Mango Tree
This Thai restaurant just off Hyde Park Corner offers it diners a quite different experience: Thai High Tea. Instead of cucumber sandwiches with their crusts cut off, Mango Tree has served up High Tea with a Thai twist. From 3pm – 5.30pm on Mondays to Fridays, diners can fill a gap with a Thai platter of miniature bites, along with a steaming pot of tea.
We decided on pots of steaming hot mint citrus and jasmine green tea to accompany our platter. Normally £15.00 will guarantee you a platter each, accompanied by a pot of tea, but as we were daft and had only just finished eating lunch an hour beforehand, we restricted ourselves to one platter for sharing.
Our pots of tea arrived in clear glass teapots, complete with clear glass cups and saucers for slurping and admiring our brew. Hot water was also set down on the table so we could top up our teapots as and when, and before we’d taken our first sip, the Thai platter arrived on a huge wicker stand. Brimming with cute little morsels, we started off with a few savoury bites. First up was the salmon-topped toast bread, adorned with what looked liked some neon lime green caviar, and accompanied by its very own wasabi kick. We also ate our way through little pastry cases stuffed with pickled aubergine (which tasted much better than they looked), spring rolls and chicken parcels.

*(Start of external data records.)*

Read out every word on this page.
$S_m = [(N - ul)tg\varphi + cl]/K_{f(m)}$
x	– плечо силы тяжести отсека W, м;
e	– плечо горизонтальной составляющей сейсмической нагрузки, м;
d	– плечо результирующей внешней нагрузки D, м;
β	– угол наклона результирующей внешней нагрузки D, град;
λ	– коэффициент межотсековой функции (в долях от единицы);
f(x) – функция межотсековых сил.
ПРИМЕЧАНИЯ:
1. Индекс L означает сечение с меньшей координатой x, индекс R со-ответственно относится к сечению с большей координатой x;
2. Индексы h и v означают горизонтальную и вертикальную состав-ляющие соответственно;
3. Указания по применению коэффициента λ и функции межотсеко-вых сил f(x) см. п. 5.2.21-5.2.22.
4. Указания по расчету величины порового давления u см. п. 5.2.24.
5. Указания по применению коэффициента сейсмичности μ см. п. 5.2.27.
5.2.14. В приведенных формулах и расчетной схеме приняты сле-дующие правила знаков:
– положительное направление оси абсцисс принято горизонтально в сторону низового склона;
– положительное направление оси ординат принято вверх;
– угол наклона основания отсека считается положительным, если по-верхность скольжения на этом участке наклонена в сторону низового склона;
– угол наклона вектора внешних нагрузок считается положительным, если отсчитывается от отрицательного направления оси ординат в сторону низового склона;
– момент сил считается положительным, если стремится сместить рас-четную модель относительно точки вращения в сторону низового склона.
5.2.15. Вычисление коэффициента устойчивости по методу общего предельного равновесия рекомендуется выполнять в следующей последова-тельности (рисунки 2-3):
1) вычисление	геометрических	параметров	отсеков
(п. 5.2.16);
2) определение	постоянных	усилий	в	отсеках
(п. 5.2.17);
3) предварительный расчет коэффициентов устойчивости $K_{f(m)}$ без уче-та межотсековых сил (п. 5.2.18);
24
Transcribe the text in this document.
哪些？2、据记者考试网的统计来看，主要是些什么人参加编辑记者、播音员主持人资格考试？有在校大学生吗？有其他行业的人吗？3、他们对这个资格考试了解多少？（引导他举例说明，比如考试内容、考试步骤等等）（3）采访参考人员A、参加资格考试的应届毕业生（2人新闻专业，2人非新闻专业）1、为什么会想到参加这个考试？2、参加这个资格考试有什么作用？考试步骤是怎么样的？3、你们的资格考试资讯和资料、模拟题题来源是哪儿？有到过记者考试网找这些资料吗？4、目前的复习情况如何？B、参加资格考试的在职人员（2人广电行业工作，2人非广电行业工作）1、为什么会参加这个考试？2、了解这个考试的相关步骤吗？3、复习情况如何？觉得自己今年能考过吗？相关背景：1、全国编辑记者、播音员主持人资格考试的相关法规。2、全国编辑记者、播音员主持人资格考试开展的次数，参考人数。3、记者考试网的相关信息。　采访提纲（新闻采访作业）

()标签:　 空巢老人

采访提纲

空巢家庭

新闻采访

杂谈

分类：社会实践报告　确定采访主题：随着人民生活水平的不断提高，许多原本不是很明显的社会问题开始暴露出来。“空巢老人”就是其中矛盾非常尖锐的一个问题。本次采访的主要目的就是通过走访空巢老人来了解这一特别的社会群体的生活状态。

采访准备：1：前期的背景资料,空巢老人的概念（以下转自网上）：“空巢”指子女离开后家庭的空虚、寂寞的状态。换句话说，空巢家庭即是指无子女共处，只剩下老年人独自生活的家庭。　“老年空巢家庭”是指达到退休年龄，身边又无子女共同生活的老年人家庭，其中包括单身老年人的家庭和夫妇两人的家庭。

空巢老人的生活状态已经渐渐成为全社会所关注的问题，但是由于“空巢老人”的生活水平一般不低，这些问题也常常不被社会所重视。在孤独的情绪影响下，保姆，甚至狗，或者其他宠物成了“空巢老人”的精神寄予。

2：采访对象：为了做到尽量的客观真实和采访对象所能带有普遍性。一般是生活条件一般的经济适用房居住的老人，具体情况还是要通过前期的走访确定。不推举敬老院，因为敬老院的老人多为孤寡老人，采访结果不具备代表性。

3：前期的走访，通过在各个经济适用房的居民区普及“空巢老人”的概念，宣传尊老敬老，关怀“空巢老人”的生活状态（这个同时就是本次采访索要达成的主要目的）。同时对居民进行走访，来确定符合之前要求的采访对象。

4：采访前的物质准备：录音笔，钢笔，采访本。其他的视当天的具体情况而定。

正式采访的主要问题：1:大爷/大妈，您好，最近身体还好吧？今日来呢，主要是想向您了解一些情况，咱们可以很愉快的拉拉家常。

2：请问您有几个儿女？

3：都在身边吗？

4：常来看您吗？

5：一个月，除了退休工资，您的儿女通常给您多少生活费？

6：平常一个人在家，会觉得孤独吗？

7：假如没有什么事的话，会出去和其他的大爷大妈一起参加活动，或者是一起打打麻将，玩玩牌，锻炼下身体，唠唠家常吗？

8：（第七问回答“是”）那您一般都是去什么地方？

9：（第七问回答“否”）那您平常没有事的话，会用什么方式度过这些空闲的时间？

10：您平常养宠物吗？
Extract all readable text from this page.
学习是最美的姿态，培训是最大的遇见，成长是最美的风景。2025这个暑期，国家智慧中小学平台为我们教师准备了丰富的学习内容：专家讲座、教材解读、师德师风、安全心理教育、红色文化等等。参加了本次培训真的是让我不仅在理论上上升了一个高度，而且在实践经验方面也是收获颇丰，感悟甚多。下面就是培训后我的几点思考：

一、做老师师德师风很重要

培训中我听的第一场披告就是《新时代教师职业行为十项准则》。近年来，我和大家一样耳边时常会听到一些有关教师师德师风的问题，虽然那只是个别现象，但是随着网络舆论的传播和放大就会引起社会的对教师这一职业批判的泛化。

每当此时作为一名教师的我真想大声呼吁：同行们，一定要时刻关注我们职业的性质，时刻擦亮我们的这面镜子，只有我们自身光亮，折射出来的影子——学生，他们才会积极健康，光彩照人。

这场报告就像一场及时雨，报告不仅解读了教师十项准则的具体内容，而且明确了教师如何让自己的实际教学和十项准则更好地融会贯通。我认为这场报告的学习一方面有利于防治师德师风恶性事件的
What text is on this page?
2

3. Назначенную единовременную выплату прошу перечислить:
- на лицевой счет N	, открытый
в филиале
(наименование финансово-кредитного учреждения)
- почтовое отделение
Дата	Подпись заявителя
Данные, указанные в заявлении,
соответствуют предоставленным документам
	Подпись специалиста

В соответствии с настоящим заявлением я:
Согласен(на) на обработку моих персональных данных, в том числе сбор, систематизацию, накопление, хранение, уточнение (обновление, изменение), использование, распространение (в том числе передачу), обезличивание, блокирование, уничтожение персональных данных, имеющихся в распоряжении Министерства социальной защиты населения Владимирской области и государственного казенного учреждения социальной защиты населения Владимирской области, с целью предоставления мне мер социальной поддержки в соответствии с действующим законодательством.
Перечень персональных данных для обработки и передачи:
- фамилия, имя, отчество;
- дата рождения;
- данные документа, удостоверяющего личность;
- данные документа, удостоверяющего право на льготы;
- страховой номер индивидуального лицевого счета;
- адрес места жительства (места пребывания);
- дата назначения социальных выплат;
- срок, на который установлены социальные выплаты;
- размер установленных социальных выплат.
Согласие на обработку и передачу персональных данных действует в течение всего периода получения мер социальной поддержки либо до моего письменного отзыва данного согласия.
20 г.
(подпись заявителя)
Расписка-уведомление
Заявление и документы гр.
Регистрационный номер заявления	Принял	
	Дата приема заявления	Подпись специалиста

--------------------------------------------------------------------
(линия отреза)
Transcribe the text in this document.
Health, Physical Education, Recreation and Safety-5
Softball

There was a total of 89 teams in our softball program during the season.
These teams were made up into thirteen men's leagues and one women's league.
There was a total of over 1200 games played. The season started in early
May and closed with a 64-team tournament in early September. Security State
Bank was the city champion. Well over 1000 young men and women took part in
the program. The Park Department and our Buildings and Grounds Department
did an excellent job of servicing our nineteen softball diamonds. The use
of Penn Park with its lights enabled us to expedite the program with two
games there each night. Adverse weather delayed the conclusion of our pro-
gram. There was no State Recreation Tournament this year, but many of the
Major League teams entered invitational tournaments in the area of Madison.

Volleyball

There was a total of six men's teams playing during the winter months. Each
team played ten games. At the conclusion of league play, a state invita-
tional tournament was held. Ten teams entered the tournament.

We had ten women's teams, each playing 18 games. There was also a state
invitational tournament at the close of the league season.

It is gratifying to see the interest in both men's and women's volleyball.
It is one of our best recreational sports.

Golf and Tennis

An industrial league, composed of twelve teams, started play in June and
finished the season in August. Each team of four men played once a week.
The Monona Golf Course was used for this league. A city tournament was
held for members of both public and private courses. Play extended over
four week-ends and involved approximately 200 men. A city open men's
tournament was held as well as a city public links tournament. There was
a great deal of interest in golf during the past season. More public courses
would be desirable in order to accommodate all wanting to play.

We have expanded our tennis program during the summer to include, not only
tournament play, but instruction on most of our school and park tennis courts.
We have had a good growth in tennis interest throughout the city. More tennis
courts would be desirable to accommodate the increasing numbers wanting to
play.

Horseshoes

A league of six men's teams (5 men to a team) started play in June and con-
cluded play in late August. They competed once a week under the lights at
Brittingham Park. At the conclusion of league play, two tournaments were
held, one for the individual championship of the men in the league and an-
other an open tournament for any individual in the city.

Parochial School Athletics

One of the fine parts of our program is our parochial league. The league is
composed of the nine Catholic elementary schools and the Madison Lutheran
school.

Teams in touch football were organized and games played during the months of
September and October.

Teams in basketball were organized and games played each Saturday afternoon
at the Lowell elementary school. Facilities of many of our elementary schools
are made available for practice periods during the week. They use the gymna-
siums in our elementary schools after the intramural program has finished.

Savoury is always a good way to start a platter, but inevitably once you’ve bitten into the sweet stuff, you can’t go back. We topped up our teacups and set to work devouring the banana cake and the mini, lemony Madeleines. The banana cake had us divided, with I for one loving its moistness but my mother deciding against it. Soul singer Beverly Knight has been quoted on the back of the menu as also loving the banana cake, so perhaps it’s like the Marmite effect – you either love it or hate it.
Whilst we were eating through the rest of the platter (me with the banana cake, my mother with the lemony Madeleines), the waiter came along armed with another sweet course. “Sticky mango pudding” was announced and two beautifully crafted dishes were laid out in front of us. Both plates offered up two little stacks of Thai mango rice pudding – the sticky rice pudding being gorgeously light but indulgent in flavour, and the mango lending the dessert a balancing freshness. By this point we were more than full, but the pudding tasted good enough to push the waistline out even further. Thankfully there was plenty of time for a breather afterwards, and we sat there for many minutes, waiting for our greedy stomachs to deflate a little, and sipping the odd mouthful of tea to fill in any gaps that were threatening to appear.
As high tea goes, Mango Tree’s Thai alternative makes for a tasteful change to a British tradition. Just make sure that you make the most of it and eat lightly at lunch, or not at all!
Mango Tree: 46 Grosvenor Place, London, SW1X 7EQ. Tel: 020 7823 1888.